Mariinsky Theatre Soloists, Chorus, Children’s Chorus and Symphony Orchestra
Principal Chorus Master: Andrei Petrenko
Children’s Chorus Coach: Dmitry Ralko
Musical Preparation: Marina Mishuk
Roles are being rehearsed by: Anastasia Kalagina (soprano), Andrei Popov (tenor), Vladimir Moroz (baritone)

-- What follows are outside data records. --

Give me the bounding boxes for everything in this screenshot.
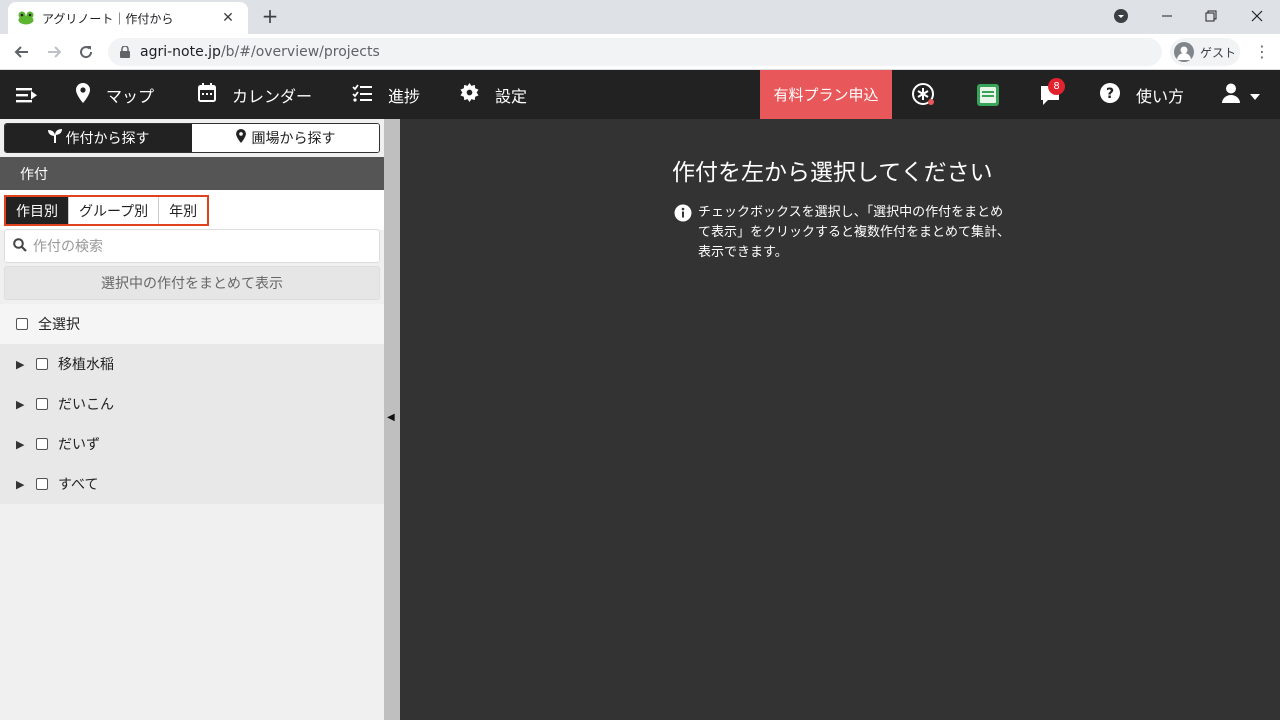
- premium-plan-button[interactable]: 有料プラン申込: [760, 70, 892, 119]
- close-window-icon[interactable]: [1234, 0, 1280, 32]
- crop-checkbox[interactable]: [36, 398, 48, 410]
- crop-label: すべて: [58, 477, 99, 493]
- info-icon: [674, 204, 692, 222]
- weather-icon[interactable]: [911, 70, 945, 119]
- profile-button[interactable]: ゲスト: [1170, 38, 1240, 66]
- select-all-checkbox[interactable]: [16, 318, 28, 330]
- nav-progress[interactable]: 進捗: [352, 70, 420, 119]
- gear-icon: [460, 83, 487, 106]
- page-title: 作付を左から選択してください: [672, 160, 993, 186]
- crop-search-input[interactable]: 作付の検索: [4, 229, 380, 263]
- user-icon: [1222, 83, 1248, 107]
- url-text: agri-note.jp/b/#/overview/projects: [140, 44, 380, 60]
- info-message: チェックボックスを選択し、「選択中の作付をまとめて表示」をクリックすると複数作付…: [674, 203, 1014, 263]
- forward-arrow-icon[interactable]: [42, 40, 66, 64]
- browser-tab[interactable]: アグリノート｜作付から ✕: [8, 2, 248, 34]
- tab-by-crop-type[interactable]: 作目別: [6, 197, 69, 224]
- expand-caret-icon[interactable]: ▶: [16, 398, 32, 411]
- list-item[interactable]: ▶ すべて: [0, 464, 384, 504]
- crop-checkbox[interactable]: [36, 438, 48, 450]
- reload-icon[interactable]: [74, 40, 98, 64]
- profile-label: ゲスト: [1200, 45, 1237, 60]
- search-placeholder: 作付の検索: [33, 239, 103, 255]
- tab-search-by-field-label: 圃場から探す: [251, 131, 336, 147]
- help-link[interactable]: ? 使い方: [1100, 70, 1184, 119]
- lock-icon: [120, 43, 130, 62]
- back-arrow-icon[interactable]: [10, 40, 34, 64]
- help-label: 使い方: [1136, 86, 1185, 106]
- crop-label: だいこん: [58, 397, 114, 413]
- search-mode-toggle: 作付から探す 圃場から探す: [4, 123, 380, 153]
- list-item[interactable]: ▶ 移植水稲: [0, 344, 384, 384]
- tab-title: アグリノート｜作付から: [42, 11, 174, 26]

The stage cantata Carmina Burana (1936) is Carl Orff’s most famous opus, bringing the composer international acclaim and, along with a few other 20th century masterpieces, immediately becoming part of the “gold reserves” of the popular classical repertoire. In the early 1930 the composer came across the 12th and 13th century collection of poetry Carmina Burana (Songs from Beuern), found in a Bavarian monastery. This collection included works by vagrants and medieval wandering poets – students, scholars and nomadic monks. These poems in spoken dialects – in popular Latin, old German and French – indicate that in the dim and distant past people’s interests were largely similar to what they are today: wine, women, gambling, success and wealth… Bu the main idea of the whole literary diversity lay in the fact that there is nothing everlasting in this world and man, with his trifling joys and woes is merely a plaything in the hands of capricious Fate, with the spinning Wheel of Fortune a symbol of its inconstancy. It is this image that forms a leitmotif in Orff’s cantata.